All about the birds and the bees

Courting cuttlefish: John Sparks' team made amazing discoveries

BBC Two's first big wildlife series of the year looks at what makes males and females tick in the animal world. The team behind Battle of The Sexes went to great lengths to gain an amazing insight into the ways animals mate, as series producer John Sparks explains.

Sex is of universal interest. A recent survey of what viewers like top see in wildlife programmes revealed that sex beats death.

Scenes of big predators killing for a living were generally disliked whereas those of animals engaged in breeding were widely relished - especially by women in southern England.

There is no more important story than this.
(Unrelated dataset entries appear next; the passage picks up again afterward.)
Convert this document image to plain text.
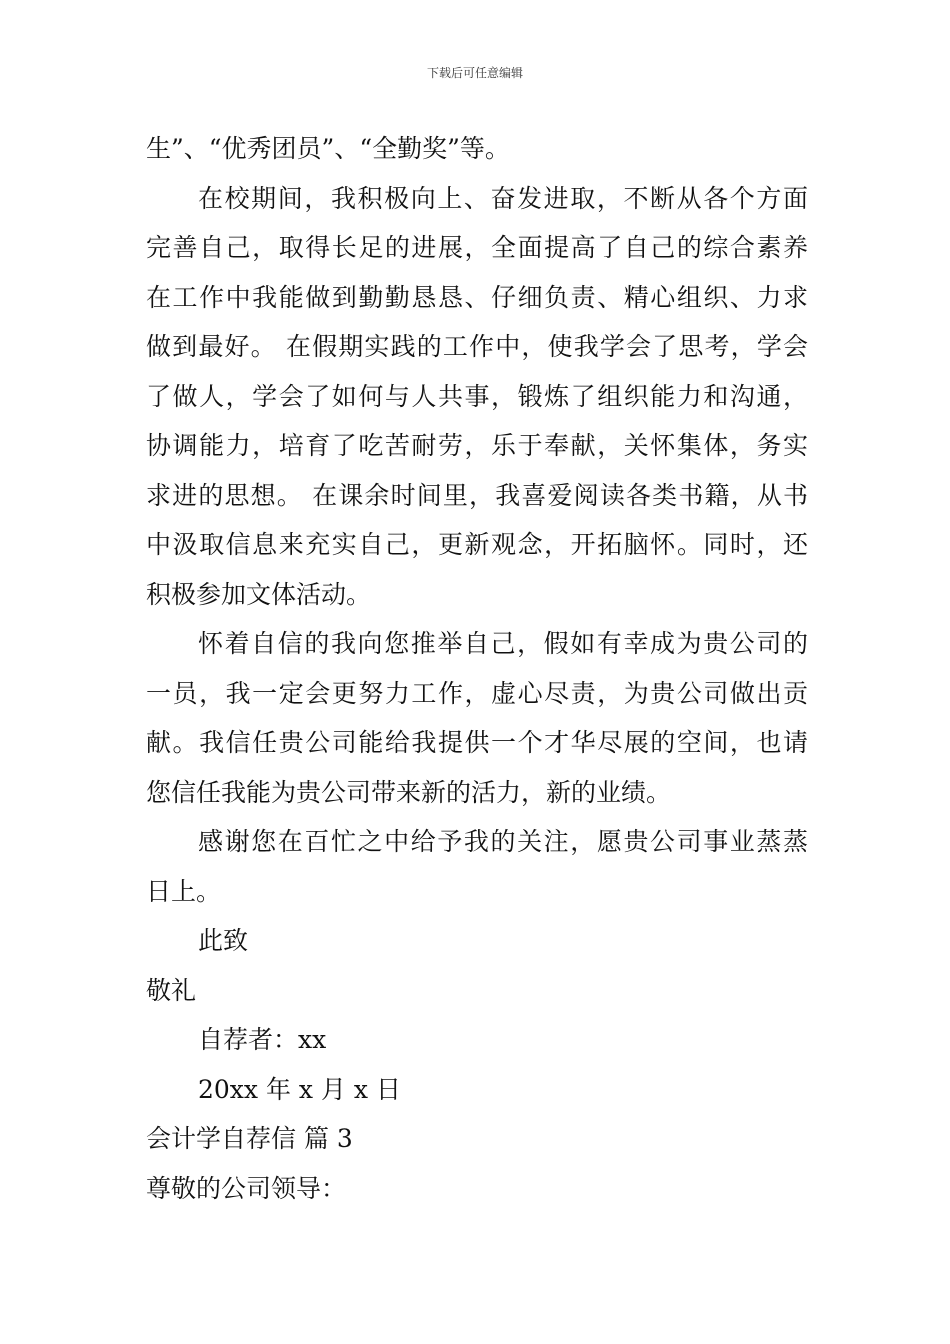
下载后可任意编辑
生”、“优秀团员”、“全勤奖”等。
在校期间，我积极向上、奋发进取，不断从各个方面
完善自己，取得长足的进展，全面提高了自己的综合素养
在工作中我能做到勤勤恳恳、仔细负责、精心组织、力求
做到最好。 在假期实践的工作中，使我学会了思考，学会
了做人，学会了如何与人共事，锻炼了组织能力和沟通，
协调能力，培育了吃苦耐劳，乐于奉献，关怀集体，务实
求进的思想。 在课余时间里，我喜爱阅读各类书籍，从书
中汲取信息来充实自己，更新观念，开拓脑怀。同时，还
积极参加文体活动。
怀着自信的我向您推举自己，假如有幸成为贵公司的
一员，我一定会更努力工作，虚心尽责，为贵公司做出贡
献。我信任贵公司能给我提供一个才华尽展的空间，也请
您信任我能为贵公司带来新的活力，新的业绩。
感谢您在百忙之中给予我的关注，愿贵公司事业蒸蒸
日上。
此致
敬礼
自荐者：xx
20xx 年 x 月 x 日
会计学自荐信 篇 3
尊敬的公司领导：
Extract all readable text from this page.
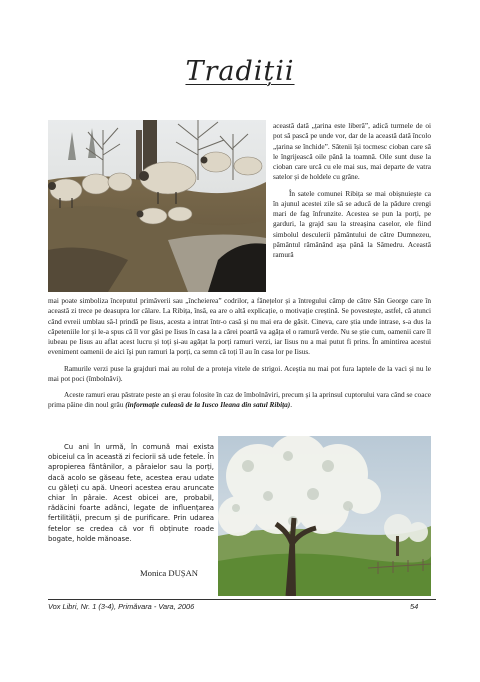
Tradiții

această dată „țarina este liberă”, adică turmele de oi pot să pască pe unde vor, dar de la această dată încolo „țarina se închide”. Sătenii își tocmesc cioban care să le îngrijească oile până la toamnă. Oile sunt duse la cioban care urcă cu ele mai sus, mai departe de vatra satelor și de holdele cu grâne.

În satele comunei Ribița se mai obișnuiește ca în ajunul acestei zile să se aducă de la pădure crengi mari de fag înfrunzite. Acestea se pun la porți, pe garduri, la grajd sau la streașina caselor, ele fiind simbolul desculerii pământului de către Dumnezeu, pământul rămânând așa până la Sâmedru. Această ramură

mai poate simboliza începutul primăverii sau „încheierea” codrilor, a fânețelor și a întregului câmp de către Sân George care în această zi trece pe deasupra lor călare. La Ribița, însă, ea are o altă explicație, o motivație creștină. Se povestește, astfel, că atunci când evreii umblau să-l prindă pe Iisus, acesta a intrat într-o casă și nu mai era de găsit. Cineva, care știa unde intrase, s-a dus la căpeteniile lor și le-a spus că îl vor găsi pe Iisus în casa la a cărei poartă va agăța el o ramură verde. Nu se știe cum, oamenii care îl iubeau pe Iisus au aflat acest lucru și toți și-au agățat la porți ramuri verzi, iar Iisus nu a mai putut fi prins. În amintirea acestui eveniment oamenii de aici își pun ramuri la porți, ca semn că toți îl au în casa lor pe Iisus.

Ramurile verzi puse la grajduri mai au rolul de a proteja vitele de strigoi. Aceștia nu mai pot fura laptele de la vaci și nu le mai pot poci (îmbolnăvi).

Aceste ramuri erau păstrate peste an și erau folosite în caz de îmbolnăviri, precum și la aprinsul cuptorului vara când se coace prima pâine din noul grâu (informație culeasă de la Iusco Ileana din satul Ribița).

Cu ani în urmă, în comună mai exista obiceiul ca în această zi feciorii să ude fetele. În apropierea fântânilor, a pâraielor sau la porți, dacă acolo se găseau fete, acestea erau udate cu gălеți cu apă. Uneori acestea erau aruncate chiar în pâraie. Acest obicei are, probabil, rădăcini foarte adânci, legate de influențarea fertilității, precum și de purificare. Prin udarea fetelor se credea că vor fi obținute roade bogate, holde mănoase.

Monica DUȘAN
Vox Libri, Nr. 1 (3-4), Primăvara - Vara, 2006	54
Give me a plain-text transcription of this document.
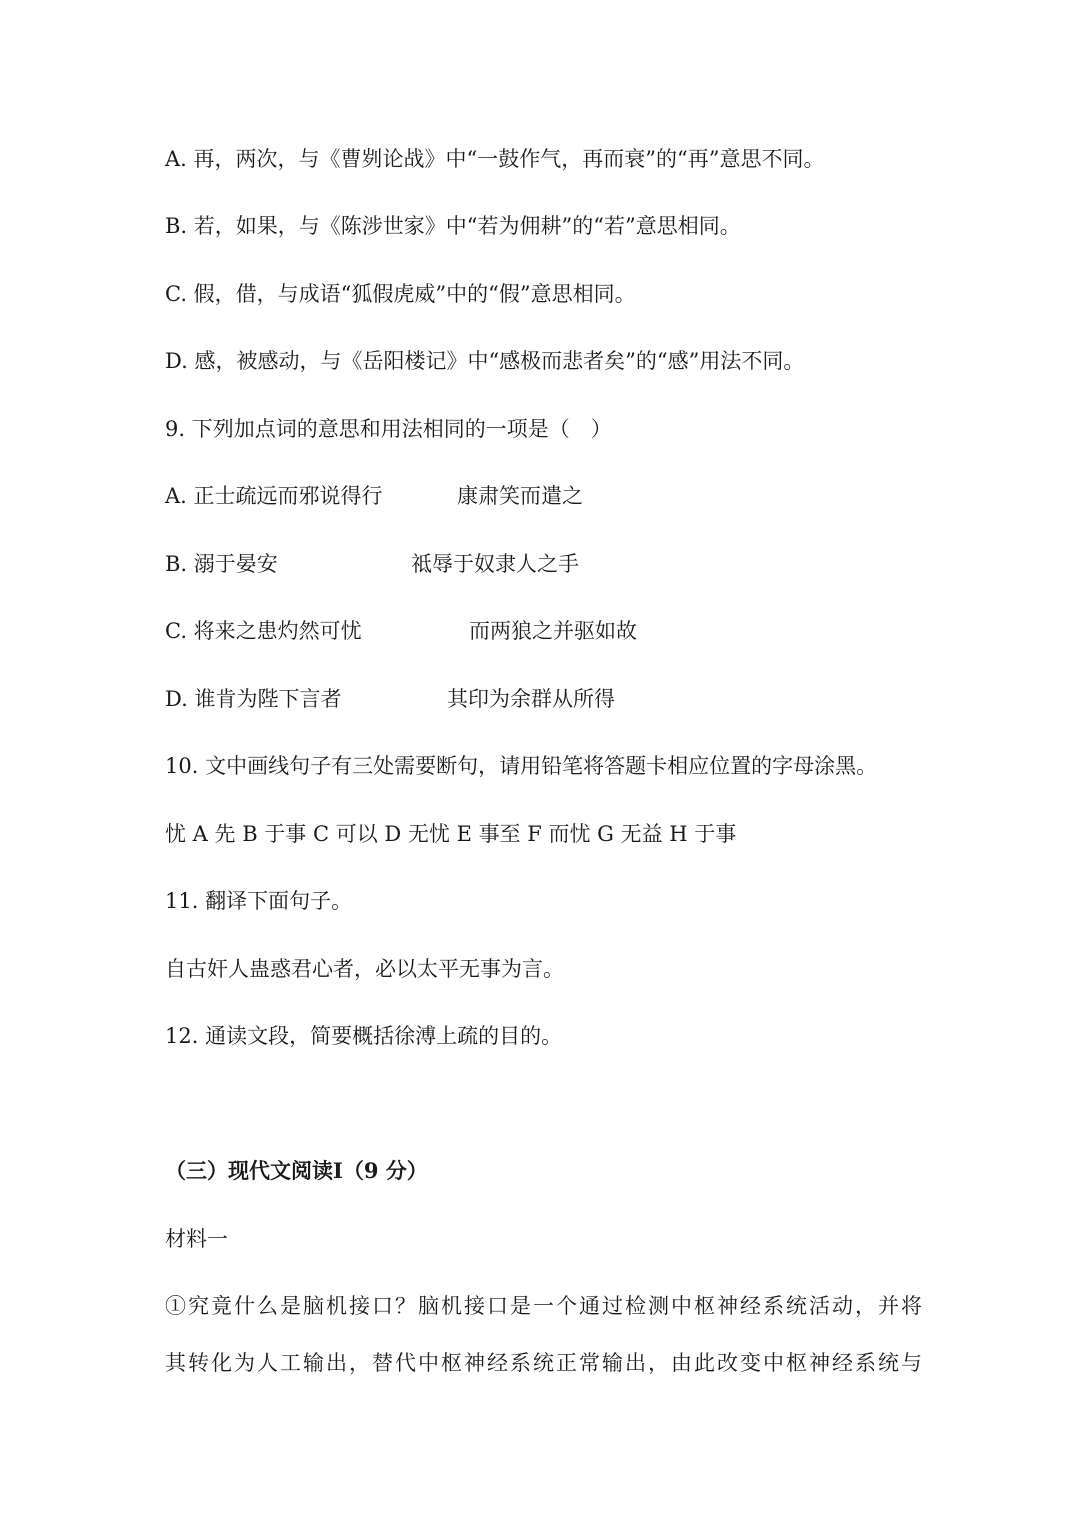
A. 再，两次，与《曹刿论战》中“一鼓作气，再而衰”的“再”意思不同。
B. 若，如果，与《陈涉世家》中“若为佣耕”的“若”意思相同。
C. 假，借，与成语“狐假虎威”中的“假”意思相同。
D. 感，被感动，与《岳阳楼记》中“感极而悲者矣”的“感”用法不同。
9. 下列加点词的意思和用法相同的一项是（　）
A. 正士疏远而邪说得行	康肃笑而遣之
B. 溺于晏安	祗辱于奴隶人之手
C. 将来之患灼然可忧	而两狼之并驱如故
D. 谁肯为陛下言者	其印为余群从所得
10. 文中画线句子有三处需要断句，请用铅笔将答题卡相应位置的字母涂黑。
忧 A 先 B 于事 C 可以 D 无忧 E 事至 F 而忧 G 无益 H 于事
11. 翻译下面句子。
自古奸人蛊惑君心者，必以太平无事为言。
12. 通读文段，简要概括徐溥上疏的目的。
（三）现代文阅读Ⅰ（9 分）
材料一
①究竟什么是脑机接口？脑机接口是一个通过检测中枢神经系统活动，并将
其转化为人工输出，替代中枢神经系统正常输出，由此改变中枢神经系统与
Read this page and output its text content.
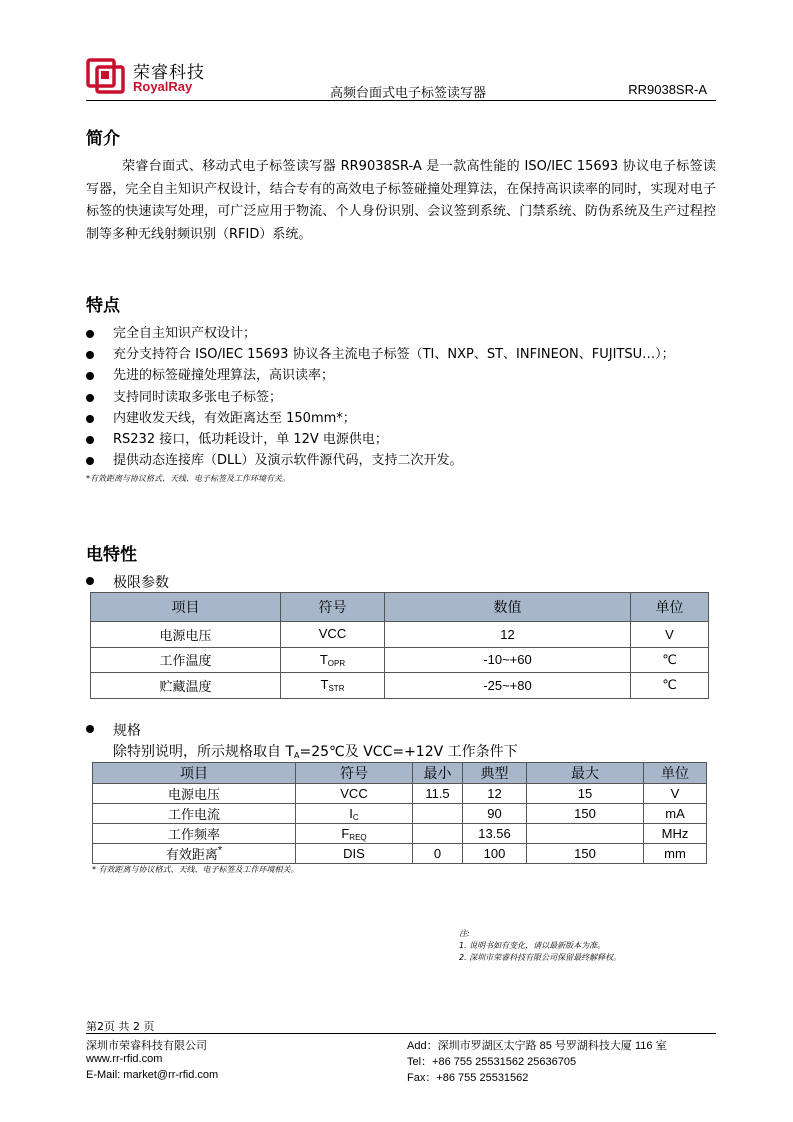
荣睿科技
RoyalRay	高频台面式电子标签读写器	RR9038SR-A
简介

荣睿台面式、移动式电子标签读写器 RR9038SR-A 是一款高性能的 ISO/IEC 15693 协议电子标签读写器，完全自主知识产权设计，结合专有的高效电子标签碰撞处理算法，在保持高识读率的同时，实现对电子标签的快速读写处理，可广泛应用于物流、个人身份识别、会议签到系统、门禁系统、防伪系统及生产过程控制等多种无线射频识别（RFID）系统。

特点
完全自主知识产权设计；
充分支持符合 ISO/IEC 15693 协议各主流电子标签（TI、NXP、ST、INFINEON、FUJITSU…）；
先进的标签碰撞处理算法，高识读率；
支持同时读取多张电子标签；
内建收发天线，有效距离达至 150mm*；
RS232 接口，低功耗设计，单 12V 电源供电；
提供动态连接库（DLL）及演示软件源代码，支持二次开发。
*有效距离与协议格式、天线、电子标签及工作环境有关。
电特性
极限参数
项目	符号	数值	单位
电源电压	VCC	12	V
工作温度	$T_{OPR}$	-10~+60	℃
贮藏温度	$T_{STR}$	-25~+80	℃
规格
除特别说明，所示规格取自 $T_A=25℃$及 VCC=+12V 工作条件下
项目	符号	最小	典型	最大	单位
电源电压	VCC	11.5	12	15	V
工作电流	$I_C$		90	150	mA
工作频率	$F_{REQ}$		13.56		MHz
有效距离*	DIS	0	100	150	mm
* 有效距离与协议格式、天线、电子标签及工作环境相关。
注:
1. 说明书如有变化，请以最新版本为准。
2. 深圳市荣睿科技有限公司保留最终解释权。
第2页 共 2 页
深圳市荣睿科技有限公司
www.rr-rfid.com
E-Mail: market@rr-rfid.com
Add：深圳市罗湖区太宁路 85 号罗湖科技大厦 116 室
Tel：+86 755 25531562 25636705
Fax：+86 755 25531562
Without sex, life would never have emerged from the primeval sludge of our planet.


[ image: 'Scenes of animals breeding were relished in southern England.']
'Scenes of animals breeding were relished in southern England.'
For years, I harboured the idea of making this series because there is a widespread misconception in the romantic outcome of love which leads males and females to co-operate to rear their families.

Yet modern research leads to the conclusion that sex really is divisive across the whole of the animal kingdom, turning the relationship between the genders into one that is rife with tension.

So apart from donating eggs and sperm to their joint enterprise, the sexes agree on very little from the moment they meet to the time their offspring leave home.

Cut-throat rivalry, sneaky affairs and reluctant parenting, even occasional infanticide and rebellious daughters are aspects of the 'battle'. These are but some of the amazing strategies illustrated in the series.


[ image: Bull elephant seals: The team travelled to 30 counties]
Bull elephant seals: The team travelled to 30 counties
And there is much more - such as transvestite male fish, pregnant virgin lizards, lover spiders who commit suicide and female hyenas with male-like sex organs.

Some butterflies employ chastity belts, reef fish undergo rapid sex changes, snakes sport bizarre penises and a few insects apply anti-aphrodisiacs in the utterly selfish pursuit of sexual supremacy.

Weirdest of all are perhaps deep sea angler fish in which each male is a miniature wimp - reduced to a sac of testes and joined to the relatively huge body of his mate - and under her control.

Filmed in 30 countries by an international team of cameramen who had occasionally to endure great hardship. For instance, one had to strap himself high up in a tree for hours at a time in Costa Rica to film red-capped manakins displaying.

Another had to capture damsel fly mating while crouched in a fast-flowing river in France.

Arduous expeditions were made to remote regions of both Lake Malawi and to the mountains of central Ethiopia. In Papua New Guinea, ex-'head-hunters' were enlisted to erect lofty tree platforms to film the ultimate of sexual dandies.

The six-part series Battle of the Sexes starts on Wednesday 6 January at 2000 GMT on BBC Two.